When Tish first arrives at her father's apartment in Houston, she asks for a scotch rocks, but in numerous shots, there is never any ice in the glass.
At beginning of the movie after helicopter lands, speed of rotor blades varies between shots.
When Chance and his crew are in South America and are attacked by machine gunfire by the rebels, the number of bullet holes in the office door varies from 3 to 5.

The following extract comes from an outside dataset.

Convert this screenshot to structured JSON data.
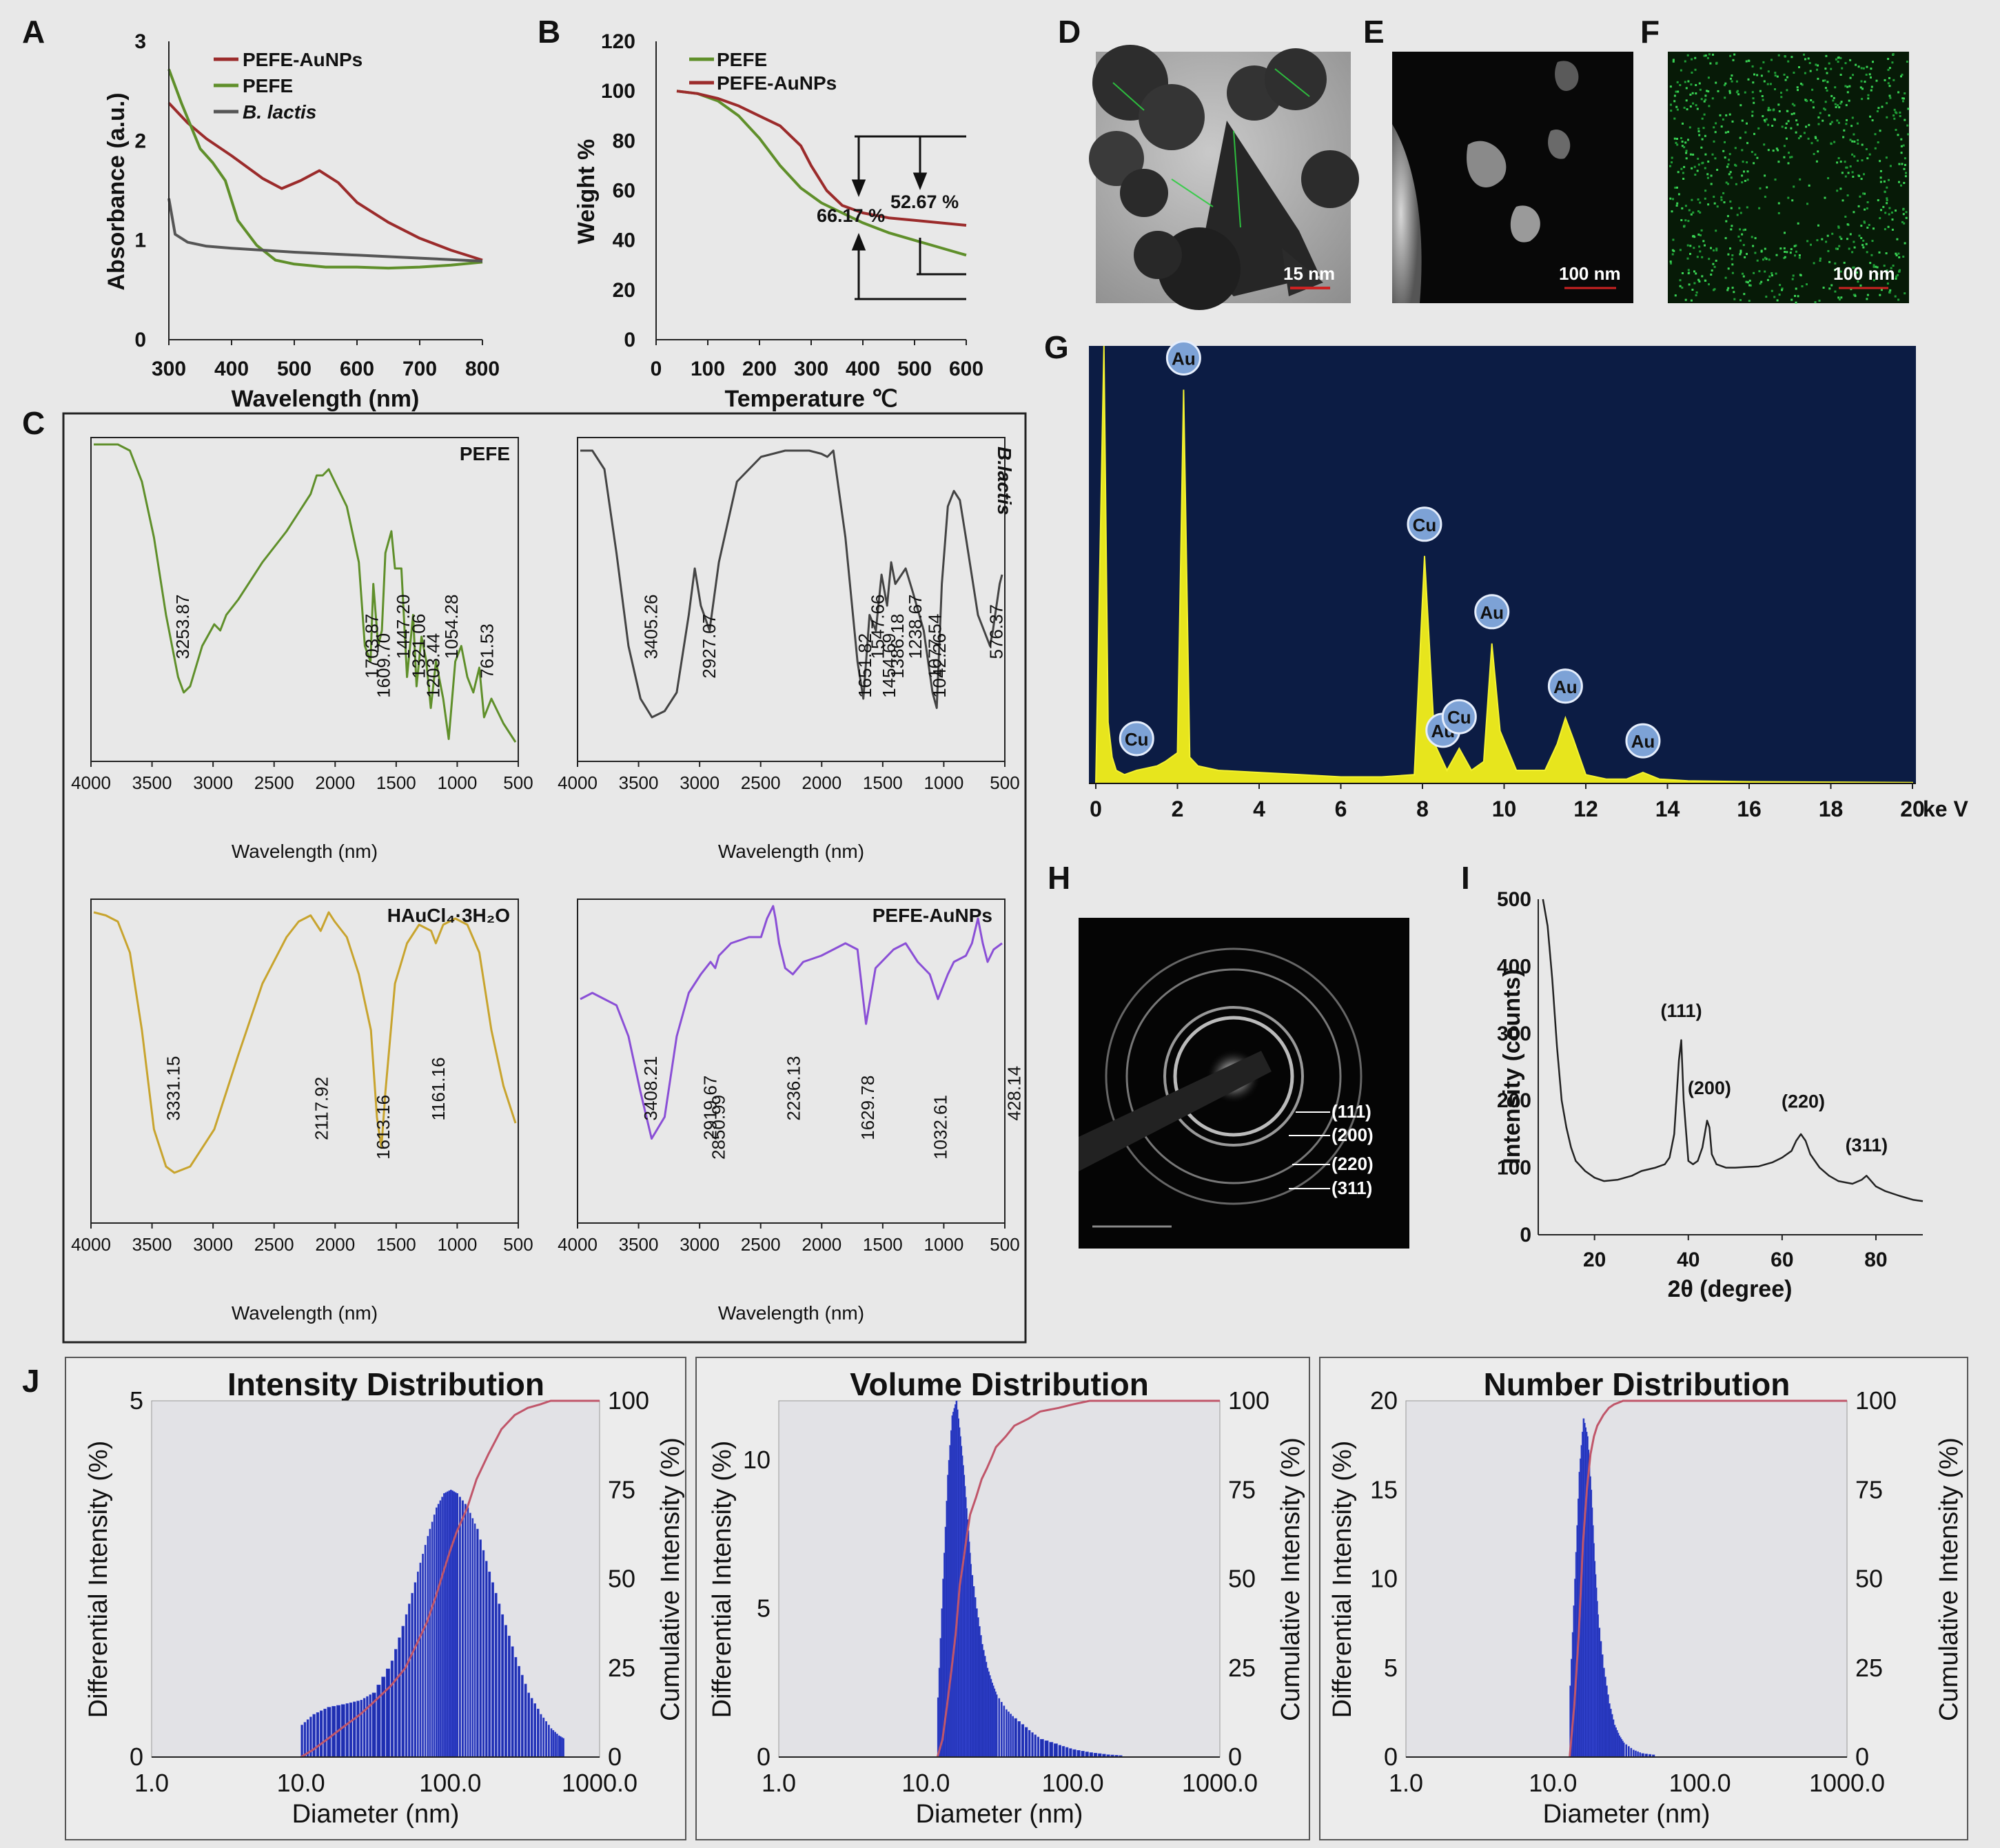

During the opening night scene when the oil well fire begins which triggers the action of the story, numerous trees can be seen fairly close to the burning oil well. A few minutes later when Buckman's fire fighters arrive, the burning well is on the banks of a small lake or pond surrounded by oil wells. There isn't a tree within sight of the well. The first scene of the well explosion was clearly shot in a different location.
Factual errors
Chance remarks about a "poison well" spewing "hydrogen sulfate." It is actually hydrogen sulfide which is most often found in oil well situations. Hydrogen sulfate describes the compound which is sulfuric acid and is generally not gaseous. Hydrogen sulfide is a gas and it is poisonous.
Incorrectly regarded as goofs
The Australian driller takes off his mask a decent distance away from the poison well fire and dies nearly instantly. Yet Greg is right under the well and has a hole in his hose going directly into the closed environment of his mask and is only knocked out. However, this can be explained by the Australian breathing air that had been saturated with the poison gas. The gas was spreading past the safety flags, possible due to wind or other weather conditions. Greg was working with an air mask. When his hose split he still had some air left in his tank that would have been at a higher pressure than the outside air, keeping it out of his breathing air to a degree. He is seen putting his hand over the leak and then passing out in the water. The water would have prevented further poisonous air from getting into his system.
Revealing mistakes
During the office scenes, looking through the office window, obvious toy cars were used to simulate the highway (that could be seen from outside when the helicopter first landed).
When the Hellfighters are fighting the first oil well fire, they explode nitro glycerin over the oil rig to extinguish the fire, but after the explosion, the fire is still burning.
When Chance Buckman talks to Lomax, Tish and Greg in the hospital room, there's an obvious long reverb on their dialogue every time they speak loud or yell. This is a clear indication for the fact that the room is a partly open set built on a large sound stage, which accounts for the reverb. The same goes various other indoor sets.
Madelyn picks up Tish from the airport. Tish changes her mind and needs to go back. When Madelyn throws the car in reverse, the rear projection showing the traffic behind them shows the car going backwards before the actual car supposedly starts moving.
Audio/visual unsynchronized
When the big cargo plane lands, the sound of the wheels touching the runway is heard seconds before any of them actually contact the ground.